A USA Today story delves deeply into how Biden’s done the bidding of the litigation lobby special interest group, particularly with respect to the bipartisan asbestos litigation reform bill.

Lester Brickman has a new must-read paper on an under-reported problem:

Lawyers obtain the “mass” for some mass tort litigations by conducting screenings to sign-up potential litigants en masse. These “litigation screenings” have no intended medical benefit. Screenings are mostly held in motels, shopping center parking lots, local union offices and lawyers’ offices. There, an occupational history is taken by persons with no medical training, a doctor may do a cursory physical exam, and medical technicians administer tests, including X-rays, pulmonary function tests, echocardiograms and blood tests. The sole purpose of screenings is to generate “medical” evidence of the existence of an injury to be attributed to exposure to or ingestion of defendants’ products. Usually a handful of doctors (”litigation doctors”) provide the vast majority of the thousands and tens of thousands of medical reports prepared for that litigation.

By my count, approximately 1,500,000 potential litigants have been screened in the asbestos, silica, fen-phen (diet drugs), silicone breast implant, and welding fume litigations. Litigation doctors found that approximately 1,000,000 of those screened had the requisite condition that could qualify for compensation, such as asbestosis, silicosis, moderate mitral or mild aortic value regurgitation or a neurological disorder. I further estimate that lawyers have spent at least $500 million and as much as $1 billion to conduct these litigation screenings, paying litigation doctors and screening companies well in excess of $250 million, and obtaining contingency fees well in excess of $13 billion.

On the basis of the evidence I review in this article, I conclude that approximately 900,000 of the 1,000,000 claims generated were based on “diagnoses” of the type that U.S. District Court Judge Janis Jack, in the silica MDL, found were “manufactured for money.”

Despite the considerable evidence I review that most of the “medical” evidence produced by litigation screenings is at least specious, I find that there is no effective mechanism in the civil justice system for reliably detecting or deterring this claim generation process.
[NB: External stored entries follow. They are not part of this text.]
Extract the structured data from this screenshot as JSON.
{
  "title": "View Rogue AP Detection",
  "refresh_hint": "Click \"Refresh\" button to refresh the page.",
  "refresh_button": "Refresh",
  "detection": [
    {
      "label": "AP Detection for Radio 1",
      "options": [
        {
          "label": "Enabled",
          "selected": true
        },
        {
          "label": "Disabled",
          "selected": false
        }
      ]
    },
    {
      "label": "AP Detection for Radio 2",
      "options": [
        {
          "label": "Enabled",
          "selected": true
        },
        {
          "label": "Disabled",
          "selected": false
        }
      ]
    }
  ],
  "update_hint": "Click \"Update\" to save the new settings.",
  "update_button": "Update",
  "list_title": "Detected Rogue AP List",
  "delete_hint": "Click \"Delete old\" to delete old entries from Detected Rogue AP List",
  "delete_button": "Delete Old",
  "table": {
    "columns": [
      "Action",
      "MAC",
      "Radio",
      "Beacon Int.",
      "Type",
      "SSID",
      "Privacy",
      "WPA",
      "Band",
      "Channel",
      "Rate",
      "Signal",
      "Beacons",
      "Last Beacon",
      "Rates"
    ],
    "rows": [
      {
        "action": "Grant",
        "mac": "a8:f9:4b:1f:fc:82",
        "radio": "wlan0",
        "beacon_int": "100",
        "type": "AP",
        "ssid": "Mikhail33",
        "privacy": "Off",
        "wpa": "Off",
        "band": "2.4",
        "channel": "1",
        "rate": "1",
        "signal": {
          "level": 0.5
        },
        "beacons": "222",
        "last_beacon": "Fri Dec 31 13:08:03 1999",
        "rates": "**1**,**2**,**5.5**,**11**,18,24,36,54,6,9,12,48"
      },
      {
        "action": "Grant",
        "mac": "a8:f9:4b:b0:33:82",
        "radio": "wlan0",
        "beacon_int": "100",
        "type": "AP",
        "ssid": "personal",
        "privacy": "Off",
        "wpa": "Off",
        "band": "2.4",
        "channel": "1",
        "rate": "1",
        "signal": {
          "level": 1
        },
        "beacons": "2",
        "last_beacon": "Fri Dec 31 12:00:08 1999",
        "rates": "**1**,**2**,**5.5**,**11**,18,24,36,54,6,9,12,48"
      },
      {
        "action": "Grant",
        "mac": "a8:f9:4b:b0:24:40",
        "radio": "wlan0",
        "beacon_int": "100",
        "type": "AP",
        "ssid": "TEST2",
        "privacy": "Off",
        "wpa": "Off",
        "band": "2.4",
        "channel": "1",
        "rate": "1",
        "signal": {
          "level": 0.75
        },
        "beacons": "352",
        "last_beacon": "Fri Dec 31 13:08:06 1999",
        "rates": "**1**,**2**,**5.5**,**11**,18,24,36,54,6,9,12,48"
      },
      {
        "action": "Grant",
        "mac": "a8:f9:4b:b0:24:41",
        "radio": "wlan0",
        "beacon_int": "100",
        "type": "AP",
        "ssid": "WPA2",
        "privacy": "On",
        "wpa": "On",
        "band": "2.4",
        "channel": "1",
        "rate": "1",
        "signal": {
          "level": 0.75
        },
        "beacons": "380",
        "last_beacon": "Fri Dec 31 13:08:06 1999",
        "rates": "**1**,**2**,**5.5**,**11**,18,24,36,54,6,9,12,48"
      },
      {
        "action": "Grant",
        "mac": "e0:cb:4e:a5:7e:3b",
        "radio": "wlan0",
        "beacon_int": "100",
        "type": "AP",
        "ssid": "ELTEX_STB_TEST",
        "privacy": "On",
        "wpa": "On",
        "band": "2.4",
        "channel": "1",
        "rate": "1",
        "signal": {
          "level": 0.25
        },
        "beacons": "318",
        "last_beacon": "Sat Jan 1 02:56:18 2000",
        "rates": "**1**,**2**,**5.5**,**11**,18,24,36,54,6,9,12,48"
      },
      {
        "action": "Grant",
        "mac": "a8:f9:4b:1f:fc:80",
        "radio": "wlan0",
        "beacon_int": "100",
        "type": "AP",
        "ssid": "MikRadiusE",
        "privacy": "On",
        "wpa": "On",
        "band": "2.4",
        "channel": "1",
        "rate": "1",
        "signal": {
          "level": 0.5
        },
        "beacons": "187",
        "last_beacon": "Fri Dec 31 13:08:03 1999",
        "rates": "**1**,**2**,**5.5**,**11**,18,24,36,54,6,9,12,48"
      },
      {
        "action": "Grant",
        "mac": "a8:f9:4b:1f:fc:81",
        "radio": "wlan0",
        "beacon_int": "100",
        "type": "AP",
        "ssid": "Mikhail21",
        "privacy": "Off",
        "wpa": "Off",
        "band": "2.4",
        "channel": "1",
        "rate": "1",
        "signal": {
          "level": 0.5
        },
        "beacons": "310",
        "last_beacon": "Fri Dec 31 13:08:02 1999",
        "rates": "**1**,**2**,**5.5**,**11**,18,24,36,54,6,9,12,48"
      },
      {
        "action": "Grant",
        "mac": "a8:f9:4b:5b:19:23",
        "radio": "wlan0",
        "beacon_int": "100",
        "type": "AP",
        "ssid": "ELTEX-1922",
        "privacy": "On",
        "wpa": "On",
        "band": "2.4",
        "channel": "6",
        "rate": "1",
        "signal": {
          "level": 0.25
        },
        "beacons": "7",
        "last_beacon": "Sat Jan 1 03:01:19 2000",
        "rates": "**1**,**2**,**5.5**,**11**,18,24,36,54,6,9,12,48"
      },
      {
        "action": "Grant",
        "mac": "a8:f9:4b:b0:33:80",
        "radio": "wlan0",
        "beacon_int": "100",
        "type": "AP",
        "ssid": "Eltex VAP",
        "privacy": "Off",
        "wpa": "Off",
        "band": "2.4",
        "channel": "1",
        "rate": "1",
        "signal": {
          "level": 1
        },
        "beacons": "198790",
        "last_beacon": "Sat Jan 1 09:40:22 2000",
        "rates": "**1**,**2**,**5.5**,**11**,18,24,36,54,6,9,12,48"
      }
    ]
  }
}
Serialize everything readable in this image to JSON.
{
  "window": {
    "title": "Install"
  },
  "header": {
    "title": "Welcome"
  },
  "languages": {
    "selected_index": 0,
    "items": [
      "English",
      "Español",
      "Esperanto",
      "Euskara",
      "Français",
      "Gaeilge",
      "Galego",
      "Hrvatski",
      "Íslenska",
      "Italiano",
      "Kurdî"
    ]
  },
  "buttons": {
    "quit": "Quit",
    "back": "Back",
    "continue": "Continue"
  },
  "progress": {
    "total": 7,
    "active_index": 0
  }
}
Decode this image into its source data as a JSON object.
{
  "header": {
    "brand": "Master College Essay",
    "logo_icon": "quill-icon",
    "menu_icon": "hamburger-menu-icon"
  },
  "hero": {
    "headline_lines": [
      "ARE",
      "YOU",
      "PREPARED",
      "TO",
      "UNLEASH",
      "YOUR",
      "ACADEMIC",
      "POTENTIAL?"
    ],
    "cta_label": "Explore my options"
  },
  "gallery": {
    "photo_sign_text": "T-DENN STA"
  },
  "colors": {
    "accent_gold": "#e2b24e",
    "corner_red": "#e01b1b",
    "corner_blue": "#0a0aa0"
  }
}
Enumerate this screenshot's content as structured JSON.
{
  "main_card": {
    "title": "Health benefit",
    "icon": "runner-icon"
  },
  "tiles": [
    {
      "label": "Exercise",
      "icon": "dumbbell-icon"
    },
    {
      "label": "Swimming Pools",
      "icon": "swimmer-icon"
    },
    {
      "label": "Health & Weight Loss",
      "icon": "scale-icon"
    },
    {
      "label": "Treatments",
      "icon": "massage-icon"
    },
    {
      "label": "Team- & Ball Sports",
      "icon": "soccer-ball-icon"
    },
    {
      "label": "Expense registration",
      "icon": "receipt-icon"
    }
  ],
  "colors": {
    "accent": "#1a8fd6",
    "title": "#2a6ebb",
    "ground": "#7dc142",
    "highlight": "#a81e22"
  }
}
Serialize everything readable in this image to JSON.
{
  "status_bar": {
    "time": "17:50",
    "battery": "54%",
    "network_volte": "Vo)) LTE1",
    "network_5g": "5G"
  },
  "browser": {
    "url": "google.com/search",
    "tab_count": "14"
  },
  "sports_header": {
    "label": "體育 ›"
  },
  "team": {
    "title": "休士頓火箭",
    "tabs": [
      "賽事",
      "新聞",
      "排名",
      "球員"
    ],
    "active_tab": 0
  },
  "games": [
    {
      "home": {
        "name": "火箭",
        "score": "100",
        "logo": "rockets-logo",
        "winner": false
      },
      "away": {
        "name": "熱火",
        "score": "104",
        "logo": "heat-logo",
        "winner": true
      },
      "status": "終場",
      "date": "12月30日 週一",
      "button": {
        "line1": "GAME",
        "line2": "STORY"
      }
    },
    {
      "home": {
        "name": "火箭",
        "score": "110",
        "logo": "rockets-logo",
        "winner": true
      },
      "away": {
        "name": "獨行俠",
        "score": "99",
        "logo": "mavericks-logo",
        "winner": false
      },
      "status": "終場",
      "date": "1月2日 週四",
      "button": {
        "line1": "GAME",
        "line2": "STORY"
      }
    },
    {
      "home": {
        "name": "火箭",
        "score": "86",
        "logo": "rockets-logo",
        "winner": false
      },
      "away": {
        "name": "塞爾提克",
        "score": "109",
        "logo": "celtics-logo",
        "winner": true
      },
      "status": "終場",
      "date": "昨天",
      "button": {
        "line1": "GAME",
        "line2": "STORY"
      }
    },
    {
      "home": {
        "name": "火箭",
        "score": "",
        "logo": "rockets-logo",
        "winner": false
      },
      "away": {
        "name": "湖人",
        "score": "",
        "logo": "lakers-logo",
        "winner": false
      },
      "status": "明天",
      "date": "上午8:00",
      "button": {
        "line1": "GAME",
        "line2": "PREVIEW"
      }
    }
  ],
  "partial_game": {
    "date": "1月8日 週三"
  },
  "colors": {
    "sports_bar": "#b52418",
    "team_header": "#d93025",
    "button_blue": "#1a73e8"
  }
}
Indeed, I demonstrate how the civil justice system erects significant impediments to even exposing the specious claim generation methods used in litigation screenings. Furthermore, I present evidence that bankruptcy courts adjudicating asbestos related bankruptcies have effectively legitimized the use of these litigation screenings. I also present evidence that the criminal justice system has conferred immunity on the litigation doctors and the lawyers that hire them, granting them a special dispensation to advance specious claims.

Finally, I discuss various strategies that need to be adopted to counter this assault on the integrity of the civil justice system.

Once plaintiffs’ lawyers attracted potential asbestos plaintiffs, they had to convert them into actual plaintiffs. This “production” process is at the heart of the overall asbestos litigation scam. As noted, the screenings typically occurred in vans or trailers in parking lots. The procedures inside were laughable:

Inside the trailers, screeners took “occupational exposure histories” (which were necessary to link plaintiffs to asbestos defendants), conducted breathing tests, and took X-rays that were later analyzed by medical specialists known as “B readers.” People with little or no medical training ran the screening clinics: high school students or clerical workers took patient histories, a crucial procedure in diagnosing lung disease. Glorified clerks composed the diagnoses and “signed” them with rubber stamps.

The evidence is overwhelming that these screenings were largely shams designed to identify as many individuals as possible as “impaired” with asbestos-related injury. The plaintiffs’ lawyers only employed 4 to 6 percent of the nation’s certified B-readers. Some were employed in staggering mass-production fashion: one doctor diagnosed some 88,000 patients, conducting 150 asbestos X-ray readings per day. Unsurprisingly, many of the doctors who were most employed by the asbestos litigation machine later disavowed their diagnoses under oath or pleaded their Fifth Amendment-right against self-incrimination.

Just how stacked were the screenings in favor of finding a positive diagnosis of injury? A study employing independent readers conducted by Johns Hopkins researchers looked at 492 X-rays processed by the screening clinics and found lung impairment in 4.5 percent of cases; the lawyers’ B-readers had identified asbestos-related injury in 95.9 percent of the exact same films.

While the fraud involved in asbestos screenings was fairly well known among those in the know, and had been documented extensively by Professor Lester Brickman (see, e.g., here), the real public break in exposing the fraud came in federal court in 2005, when Texas judge Janis Graham Jack documented on the record massive fraud in the silicosis cases before her court. Regular readers of Overlawyered and Point of Law are familiar with Judge Jack’s basic findings (see here), so I’ll only go over the high points. (Interested readers can refer to the pertinent section of the Trial Lawyers, Inc.: Asbestos report for more detail.)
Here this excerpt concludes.